Patients in the cohort study had either schizophrenia-spectrum disorder, mood-spectrum disorders, disruptive behavior disorders or another type of psychotic disorder.
Weight gain was associated with all three of the medications at one, three and six months of treatment compared to healthy subjects, the researchers reported in the Journal of the American Academy of Child & Adolescent Psychiatry.
However, cardiometabolic effects varied depending on the drug. Glucose levels increased with risperidone and olanzapine. Triglyceride levels increased in those taking risperidone, while total cholesterol increased in those taking olanzapine. Patients taking quetiapine did not experience such fluctuations in cardiometabolic measures.
In addition, the percentage of research participants “at risk of adverse health outcome” increased during the six months from 8.9% to 29.2% for risperidone, (P<0.0001) and 6.8% to 38.1% for olanzapine (P<0.0001). However, it decreased from 6.3% to 4.0% for quetiapine (P=0.91).
The objective of the study is to assess weight and metabolic effects of 6 months of treatment with second-generation antipsychotics in naïve/quasi-naïve youths.

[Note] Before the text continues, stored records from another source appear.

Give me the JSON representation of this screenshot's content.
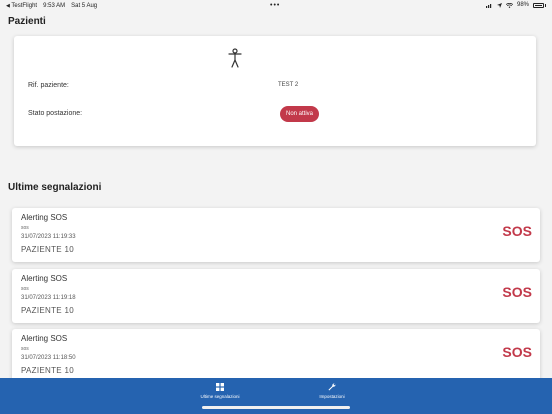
{
  "status_bar": {
    "back_app": "TestFlight",
    "time": "9:53 AM",
    "date": "Sat 5 Aug",
    "battery": "98%"
  },
  "patients": {
    "title": "Pazienti",
    "patient_ref_label": "Rif. paziente:",
    "patient_ref_value": "TEST 2",
    "station_status_label": "Stato postazione:",
    "station_status_value": "Non attiva",
    "person_icon": "accessibility-person-icon"
  },
  "alerts": {
    "title": "Ultime segnalazioni",
    "items": [
      {
        "title": "Alerting SOS",
        "sub": "sos",
        "time": "31/07/2023 11:19:33",
        "patient": "PAZIENTE 10",
        "badge": "SOS"
      },
      {
        "title": "Alerting SOS",
        "sub": "sos",
        "time": "31/07/2023 11:19:18",
        "patient": "PAZIENTE 10",
        "badge": "SOS"
      },
      {
        "title": "Alerting SOS",
        "sub": "sos",
        "time": "31/07/2023 11:18:50",
        "patient": "PAZIENTE 10",
        "badge": "SOS"
      }
    ]
  },
  "bottom_nav": {
    "items": [
      {
        "label": "Ultime segnalazioni",
        "icon": "grid-icon"
      },
      {
        "label": "Impostazioni",
        "icon": "wrench-icon"
      }
    ]
  },
  "colors": {
    "accent_red": "#c2394a",
    "nav_blue": "#2563b0",
    "background": "#f3f3f3"
  }
}
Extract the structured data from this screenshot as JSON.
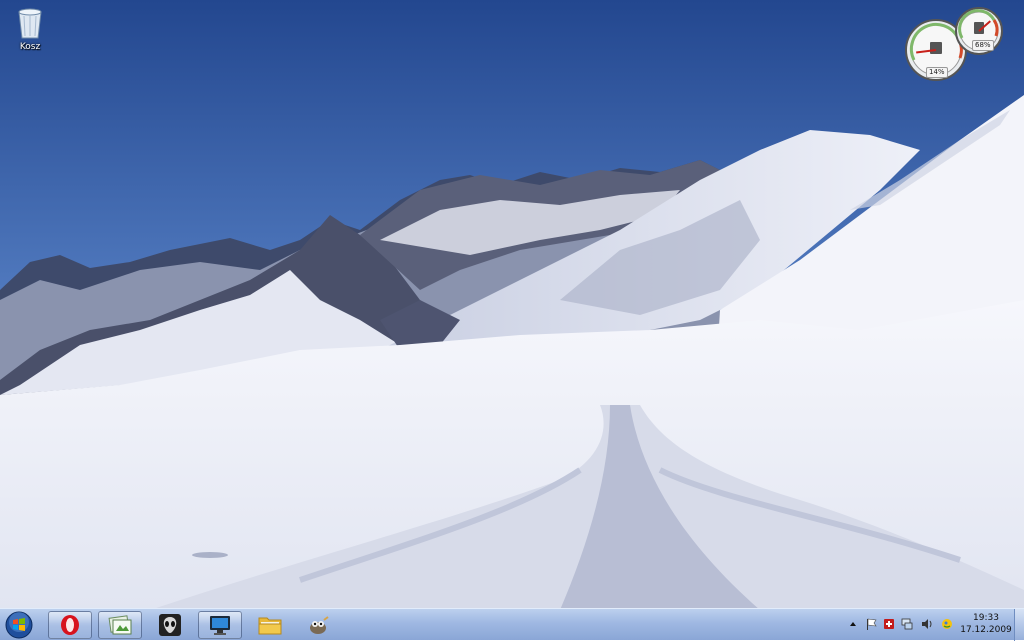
{
  "desktop": {
    "icons": [
      {
        "label": "Kosz",
        "icon": "recycle-bin-icon"
      }
    ]
  },
  "gadgets": {
    "cpu_meter": {
      "cpu_percent": "14%",
      "memory_percent": "68%",
      "cpu_value": 14,
      "memory_value": 68
    }
  },
  "taskbar": {
    "start_icon": "windows-start-orb",
    "items": [
      {
        "icon": "opera-icon",
        "running": true
      },
      {
        "icon": "photo-gallery-icon",
        "running": true
      },
      {
        "icon": "alien-icon",
        "running": false
      },
      {
        "icon": "monitor-icon",
        "running": true
      },
      {
        "icon": "folder-icon",
        "running": false
      },
      {
        "icon": "gimp-icon",
        "running": false
      }
    ],
    "tray": {
      "icons": [
        "show-hidden-icons-icon",
        "flag-icon",
        "antivirus-icon",
        "network-icon",
        "volume-icon",
        "messenger-icon"
      ]
    },
    "clock": {
      "time": "19:33",
      "date": "17.12.2009"
    }
  },
  "colors": {
    "sky_top": "#2a4f9a",
    "sky_bottom": "#8fb2de",
    "snow": "#f4f5fb",
    "taskbar": "#9fb8e2"
  }
}
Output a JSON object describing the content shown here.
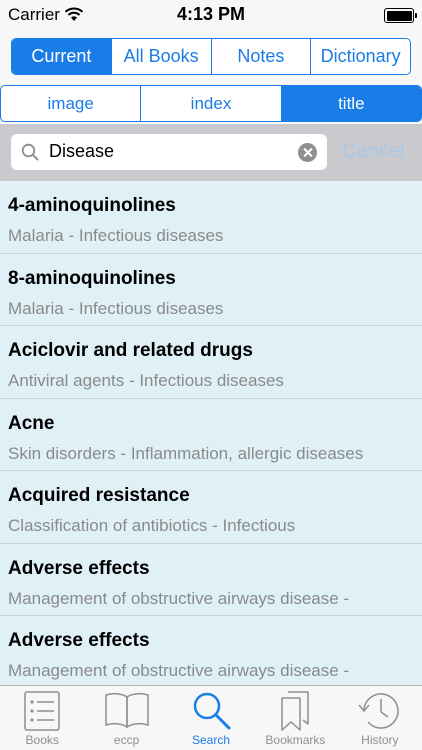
{
  "status": {
    "carrier": "Carrier",
    "time": "4:13 PM"
  },
  "main_tabs": [
    {
      "label": "Current",
      "active": true
    },
    {
      "label": "All Books",
      "active": false
    },
    {
      "label": "Notes",
      "active": false
    },
    {
      "label": "Dictionary",
      "active": false
    }
  ],
  "filter_tabs": [
    {
      "label": "image",
      "active": false
    },
    {
      "label": "index",
      "active": false
    },
    {
      "label": "title",
      "active": true
    }
  ],
  "search": {
    "value": "Disease",
    "cancel_label": "Cancel"
  },
  "results": [
    {
      "title": "4-aminoquinolines",
      "subtitle": "Malaria - Infectious diseases"
    },
    {
      "title": "8-aminoquinolines",
      "subtitle": "Malaria - Infectious diseases"
    },
    {
      "title": "Aciclovir and related drugs",
      "subtitle": "Antiviral agents - Infectious diseases"
    },
    {
      "title": "Acne",
      "subtitle": "Skin disorders - Inflammation, allergic diseases"
    },
    {
      "title": "Acquired resistance",
      "subtitle": "Classification of antibiotics - Infectious"
    },
    {
      "title": "Adverse effects",
      "subtitle": "Management of obstructive airways disease -"
    },
    {
      "title": "Adverse effects",
      "subtitle": "Management of obstructive airways disease -"
    }
  ],
  "tabbar": [
    {
      "label": "Books",
      "icon": "books-icon",
      "active": false
    },
    {
      "label": "eccp",
      "icon": "open-book-icon",
      "active": false
    },
    {
      "label": "Search",
      "icon": "search-icon",
      "active": true
    },
    {
      "label": "Bookmarks",
      "icon": "bookmarks-icon",
      "active": false
    },
    {
      "label": "History",
      "icon": "history-icon",
      "active": false
    }
  ],
  "colors": {
    "accent": "#1a7ce6",
    "list_bg": "#dff1f7",
    "subtitle": "#8a8a8a"
  }
}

This study looked at a non-randomized, naturalistic, multicenter, inception cohort study including 279 patients aged 4-17 (mean=14.6±2.9) years. Of those, 248 (88.8%) received a single antipsychotic (risperidone, olanzapine or quetiapine) and completed 2 visits, and 178 (63.8%) completed the 6-month follow-up. Patients had schizophrenia-spectrum disorders (44.5%), mood-spectrum disorders (23.2%), disruptive behavioral disorders (17.3%), or other disorders (15.1%). Fifteen age-/gender-matched, healthy, non-medicated individuals served as a comparison group.